Das Thema Nahmobilität stand am Dienstag, 13. Juni, in Bielefeld im Fokus. Das städtische Amt für Verkehr war Gastgeber für 50 Expertinnen und Experten des Facharbeitskreises der Arbeitsgemeinschaft fußgänger- und fahrradfreundlicher Städte, Gemeinden und Kreise in NRW. In dieser Runde treffen sich mehrmals im Jahr die Projektleiterinnen und Projektleiter aus den mittlerweile 102 Mitgliedskommunen, um langfristige Zielrichtungen und Strategien für den Fuß- und Radverkehr zu entwickeln. Der Schwerpunkt der Veranstaltung lag auf dem Fußverkehr.

Neben Impulsvorträgen zu den Themen Fußverkehr aus der Perspektive der Straßenverkehrsordnung und zum touristischen Fußverkehr, wurden in Workshops Aspekte zu Fußverkehrskonzepten, Barrierefreiheit und Führungsformen im Fußverkehr erarbeitet.
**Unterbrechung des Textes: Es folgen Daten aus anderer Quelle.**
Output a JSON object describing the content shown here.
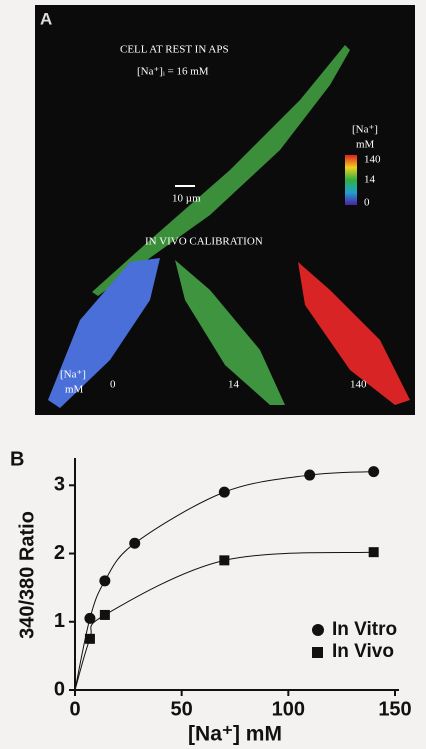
{
  "panel_a": {
    "label": "A",
    "rest_title": "CELL AT REST IN APS",
    "rest_conc": "[Na⁺]ᵢ = 16 mM",
    "colorbar_title": "[Na⁺]",
    "colorbar_unit": "mM",
    "colorbar_ticks": [
      "140",
      "14",
      "0"
    ],
    "scale_bar": "10 µm",
    "calibration_title": "IN VIVO CALIBRATION",
    "calibration_axis": "[Na⁺]",
    "calibration_unit": "mM",
    "calibration_labels": [
      "0",
      "14",
      "140"
    ]
  },
  "chart_data": {
    "type": "scatter",
    "panel_label": "B",
    "x_label": "[Na⁺] mM",
    "y_label": "340/380 Ratio",
    "xlim": [
      0,
      150
    ],
    "xticks": [
      0,
      50,
      100,
      150
    ],
    "ylim": [
      0,
      3.4
    ],
    "yticks": [
      0,
      1,
      2,
      3
    ],
    "legend": "right",
    "series": [
      {
        "name": "In Vitro",
        "marker": "circle",
        "color": "#111111",
        "x": [
          7,
          14,
          28,
          70,
          110,
          140
        ],
        "values": [
          1.05,
          1.6,
          2.15,
          2.9,
          3.15,
          3.2
        ]
      },
      {
        "name": "In Vivo",
        "marker": "square",
        "color": "#111111",
        "x": [
          7,
          14,
          70,
          140
        ],
        "values": [
          0.75,
          1.1,
          1.9,
          2.02
        ]
      }
    ]
  }
}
Begrüßt wurde das Plenum von Martin Adamski, Dezernent für Umwelt, Mobilität, Klimaschutz und Gesundheit der Stadt Bielefeld. „Mit unserer Mobilitätsstrategie haben wir den Handlungsrahmen festgelegt, mit dem der Anteil des Umweltverbunds am Gesamtverkehrsaufkommen bis 2030 auf 75 Prozent gesteigert werden soll“, erklärte Adamski. Der Umweltverbund beinhaltet ÖPNV, Radverkehr und Fußverkehr.
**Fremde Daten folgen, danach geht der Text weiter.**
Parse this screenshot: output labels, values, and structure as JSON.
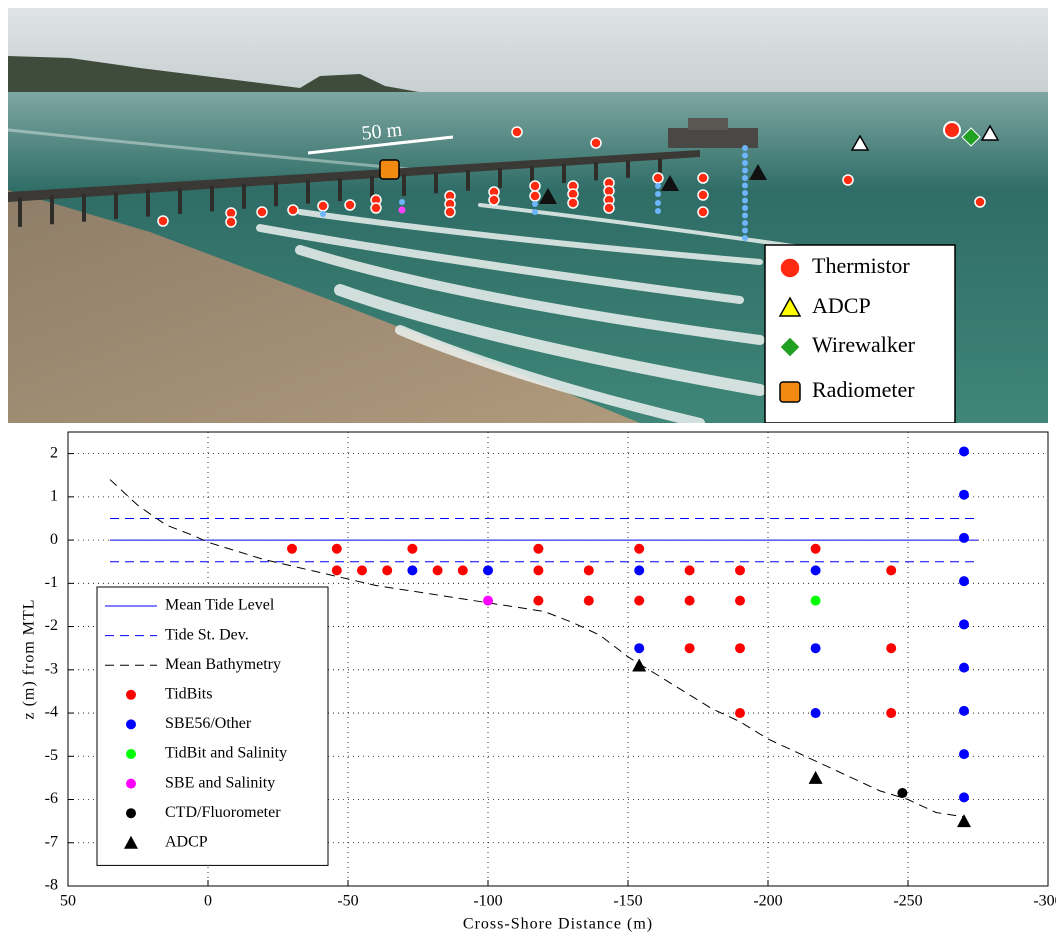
{
  "photo": {
    "scale_label": "50 m",
    "legend": [
      "Thermistor",
      "ADCP",
      "Wirewalker",
      "Radiometer"
    ]
  },
  "chart_data": {
    "type": "scatter",
    "xlabel": "Cross-Shore Distance (m)",
    "ylabel": "z (m) from MTL",
    "xlim": [
      50,
      -300
    ],
    "xticks": [
      50,
      0,
      -50,
      -100,
      -150,
      -200,
      -250,
      -300
    ],
    "ylim": [
      -8,
      2.5
    ],
    "yticks": [
      -8,
      -7,
      -6,
      -5,
      -4,
      -3,
      -2,
      -1,
      0,
      1,
      2
    ],
    "grid": true,
    "legend": "lower left",
    "series": [
      {
        "name": "Mean Tide Level",
        "type": "line",
        "color": "#0000ff",
        "dash": "solid",
        "x": [
          35,
          -275
        ],
        "values": [
          0,
          0
        ]
      },
      {
        "name": "Tide St. Dev.",
        "type": "line",
        "color": "#0000ff",
        "dash": "dashed",
        "x": [
          35,
          -275
        ],
        "values": [
          0.5,
          0.5
        ]
      },
      {
        "type": "line",
        "color": "#0000ff",
        "dash": "dashed",
        "x": [
          35,
          -275
        ],
        "values": [
          -0.5,
          -0.5
        ]
      },
      {
        "name": "Mean Bathymetry",
        "type": "line",
        "color": "#000000",
        "dash": "dashed",
        "x": [
          35,
          25,
          15,
          5,
          0,
          -10,
          -20,
          -30,
          -40,
          -50,
          -60,
          -70,
          -80,
          -90,
          -100,
          -110,
          -120,
          -130,
          -140,
          -150,
          -160,
          -170,
          -180,
          -190,
          -200,
          -210,
          -220,
          -230,
          -240,
          -250,
          -260,
          -270
        ],
        "values": [
          1.4,
          0.8,
          0.35,
          0.1,
          -0.05,
          -0.25,
          -0.45,
          -0.6,
          -0.75,
          -0.9,
          -1.05,
          -1.15,
          -1.25,
          -1.35,
          -1.45,
          -1.55,
          -1.65,
          -1.9,
          -2.2,
          -2.7,
          -3.1,
          -3.5,
          -3.9,
          -4.2,
          -4.6,
          -4.9,
          -5.2,
          -5.5,
          -5.8,
          -6.0,
          -6.3,
          -6.4
        ]
      },
      {
        "name": "TidBits",
        "type": "scatter",
        "marker": "circle",
        "color": "#ff0000",
        "x": [
          -30,
          -46,
          -73,
          -118,
          -154,
          -217,
          -46,
          -55,
          -64,
          -82,
          -91,
          -118,
          -136,
          -172,
          -190,
          -244,
          -118,
          -136,
          -154,
          -172,
          -190,
          -172,
          -190,
          -244,
          -190,
          -244
        ],
        "values": [
          -0.2,
          -0.2,
          -0.2,
          -0.2,
          -0.2,
          -0.2,
          -0.7,
          -0.7,
          -0.7,
          -0.7,
          -0.7,
          -0.7,
          -0.7,
          -0.7,
          -0.7,
          -0.7,
          -1.4,
          -1.4,
          -1.4,
          -1.4,
          -1.4,
          -2.5,
          -2.5,
          -2.5,
          -4,
          -4
        ]
      },
      {
        "name": "SBE56/Other",
        "type": "scatter",
        "marker": "circle",
        "color": "#0000ff",
        "x": [
          -73,
          -100,
          -154,
          -217,
          -154,
          -217,
          -217,
          -270,
          -270,
          -270,
          -270,
          -270,
          -270,
          -270,
          -270,
          -270
        ],
        "values": [
          -0.7,
          -0.7,
          -0.7,
          -0.7,
          -2.5,
          -2.5,
          -4,
          2.05,
          1.05,
          0.05,
          -0.95,
          -1.95,
          -2.95,
          -3.95,
          -4.95,
          -5.95
        ]
      },
      {
        "name": "TidBit and Salinity",
        "type": "scatter",
        "marker": "circle",
        "color": "#00ff00",
        "x": [
          -217
        ],
        "values": [
          -1.4
        ]
      },
      {
        "name": "SBE and Salinity",
        "type": "scatter",
        "marker": "circle",
        "color": "#ff00ff",
        "x": [
          -100
        ],
        "values": [
          -1.4
        ]
      },
      {
        "name": "CTD/Fluorometer",
        "type": "scatter",
        "marker": "circle",
        "color": "#000000",
        "x": [
          -248
        ],
        "values": [
          -5.85
        ]
      },
      {
        "name": "ADCP",
        "type": "scatter",
        "marker": "triangle",
        "color": "#000000",
        "x": [
          -154,
          -217,
          -270
        ],
        "values": [
          -2.9,
          -5.5,
          -6.5
        ]
      }
    ]
  }
}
Die Ziele und Maßnahmen in der Fuß- und Radverkehrsförderung stellte der Abteilungsleiter der Mobilitätsplanung, Patrick Kühn vor. Hier wurde deutlich, dass neben der Errichtung von Infrastruktur auch eine intensive Kommunikation und Öffentlichkeitsarbeit erforderlich ist.
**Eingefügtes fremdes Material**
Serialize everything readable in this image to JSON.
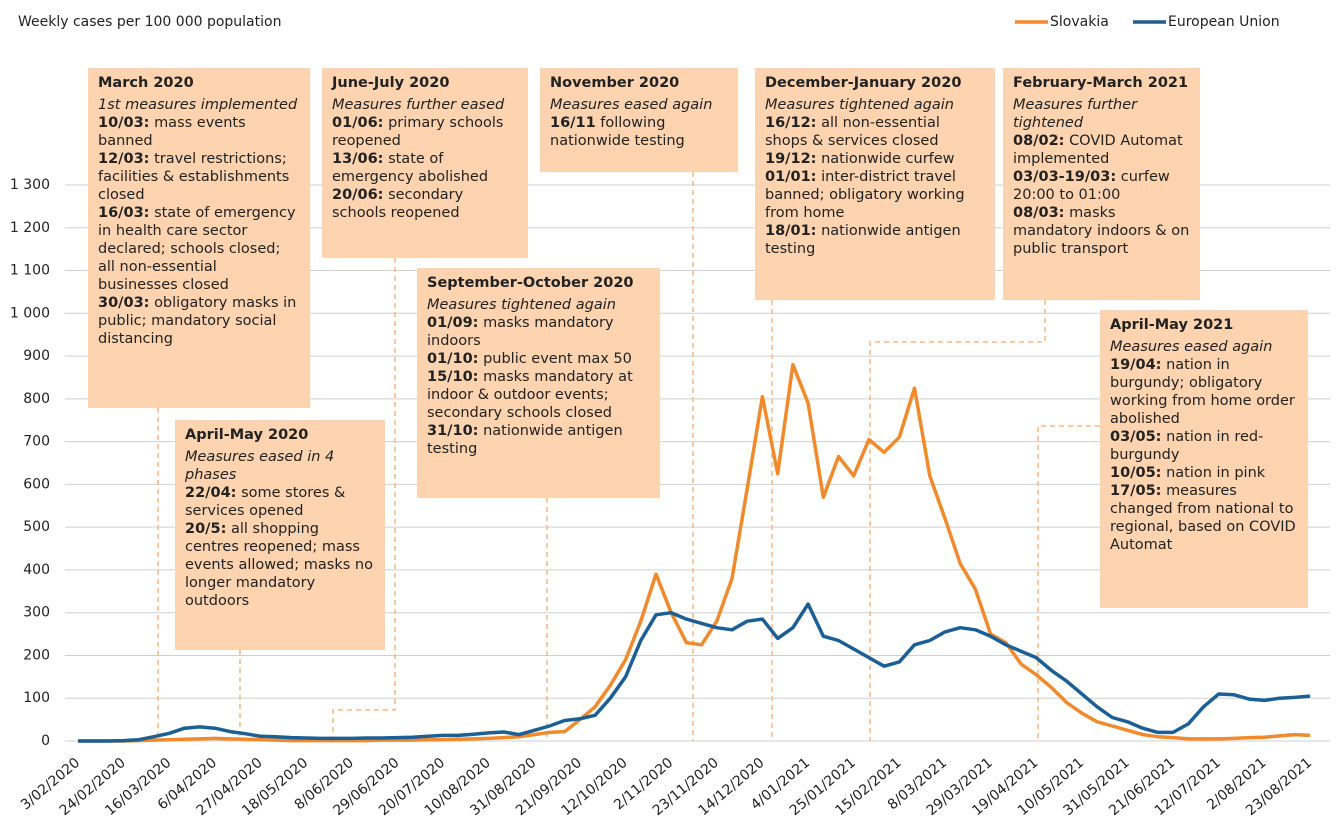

In dem Zusammenhang wurde das jüngst vorgestellte Musikvideo von „Bielefeld … fährt Rad!“ vorgeführt, was großen Anklang fand. Beendet wurde die Veranstaltung mit einer gemeinsamen Fußverkehrsexkursion, bei der Barbara Choryan, Teamleitung Strategische Mobilitätsplanung und ÖPNV, erläuterte, was in Bielefeld bereits umgesetzt ist oder sich derzeit in der Planung befindet.